To study the estimator of interaction parameters as discussed in § 3, we generated X₁ from a Bernoulli distribution with p = 0·1 or 0·5, and X₂ from a standard normal distribution. The survival time T was generated from an exponential distribution with mean exp(β_IX₁X₂), where β_I = 1. The residual censoring time was generated from a U(0, 5) distribution. We compared three estimators for β_I : the proposed case-control estimator ${\widehat{\beta }}_{\mathrm{CC}}$ in § 2 using data from both incident and prevalent cohorts, the proposed case-only estimator ${\widehat{\beta }}_{\mathrm{CO}}$ in § 3 using data from the prevalent cohort, and the solution ${\widehat{\beta }}_{\mathrm{LR}}$ to a log-rank estimating equation using data from the incident cohort. Table 2 showed that the proposed case-only estimator gained efficiency by recognizing the independence relationship between X₁ and X₂. When p = 0·1, X₁ = 1 is uncommon in the population and the estimate ${\widehat{\beta }}_{\mathrm{LR}}$ using only incident cohort data had low efficiency. Prevalent sampling preferentially samples individuals with X = 1 and estimators using information from prevalent data were more efficient than those using information only from incident data.

Table 2.

Comparisons among the proposed estimators and log-rank estimating equation for interaction parameters

		${\widehat{\beta }}_{\mathrm{CO}}$		${\widehat{\beta }}_{\mathrm{CC}}$		${\widehat{\beta }}_{\mathrm{LR}}$
	n	Bias × 103	SSE × 103	Bias × 103	SSE × 103	Bias × 103	SSE × 103
p = 0·1	50	79	164	103	360	−76	502
	100	22	104	58	197	51	328
	200	19	74	58	198	147	203
p = 0·5	50	7	113	31	159	−38	139
	100	19	76	12	105	47	85
	200	7	52	10	72	−8	57

SSE, the sampling standard deviation.

Next, we studied the performance of the propensity score methods proposed in § 4. Two covariates (X₁, X₂) were generated from U(0, 1) and N(0, 2) distributions.
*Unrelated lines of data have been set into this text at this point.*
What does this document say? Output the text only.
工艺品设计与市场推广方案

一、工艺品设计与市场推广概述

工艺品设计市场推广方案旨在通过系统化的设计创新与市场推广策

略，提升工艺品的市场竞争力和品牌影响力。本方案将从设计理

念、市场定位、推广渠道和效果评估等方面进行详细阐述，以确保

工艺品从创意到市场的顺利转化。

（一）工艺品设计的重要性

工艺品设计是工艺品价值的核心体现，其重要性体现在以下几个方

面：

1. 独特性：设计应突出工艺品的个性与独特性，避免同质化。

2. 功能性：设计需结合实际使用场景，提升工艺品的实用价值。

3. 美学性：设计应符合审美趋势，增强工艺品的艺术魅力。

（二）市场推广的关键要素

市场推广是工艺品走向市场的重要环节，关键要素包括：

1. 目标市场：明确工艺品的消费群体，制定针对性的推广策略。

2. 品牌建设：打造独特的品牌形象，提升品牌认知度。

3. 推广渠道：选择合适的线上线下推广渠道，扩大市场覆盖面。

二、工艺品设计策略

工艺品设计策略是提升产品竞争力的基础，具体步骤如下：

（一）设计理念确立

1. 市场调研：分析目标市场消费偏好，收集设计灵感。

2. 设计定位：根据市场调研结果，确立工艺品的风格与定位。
Exposure A was generated by a propensity score model logit{pr(A = 1 | X₁, X₂) = γ₀ + γ₁X₁ + γ₂X₂, where (γ₀, γ₁, γ₂) = (–1, 2, 2) and survival time followed log T = β₀ + β_AA – |X₁X₂ – 0·5| + ε where ε was standard normal. Censoring followed a U(0, 2) distribution. We compared three estimators for β_A: the estimator ${\widehat{\beta }}_{\mathrm{LR},\mathrm{MIS}}$ which is the solution to a log-rank estimating equation based on a misspecified model log T = β₀ + β_AA + β₁X₁ + β₂X₂ + ε; the proposed estimator assuming the propensity score is known, ${\widehat{\beta }}_{\text{known}}$; and the proposed estimator with unknown propensity score, β_unknown. Table 3 shows that the two propensity score methods had a small bias, while the estimator based on a misspecified regression model was biased.

Table 3.

Comparisons among estimators under a propensity score model

	${\widehat{\beta }}_{\mathrm{LR},\mathrm{MIS}}$		${\widehat{\beta }}_{\mathrm{known}}$		${\widehat{\beta }}_{\mathrm{unknown}}$
n	Bias × 103	SSE × 103	Bias × 103	SSE × 103	Bias × 103	SSE × 103
50	357	603	66	526	93	848
100	315	392	23	386	41	572
200	295	282	22	262	42	376

SSE, the sampling standard deviation.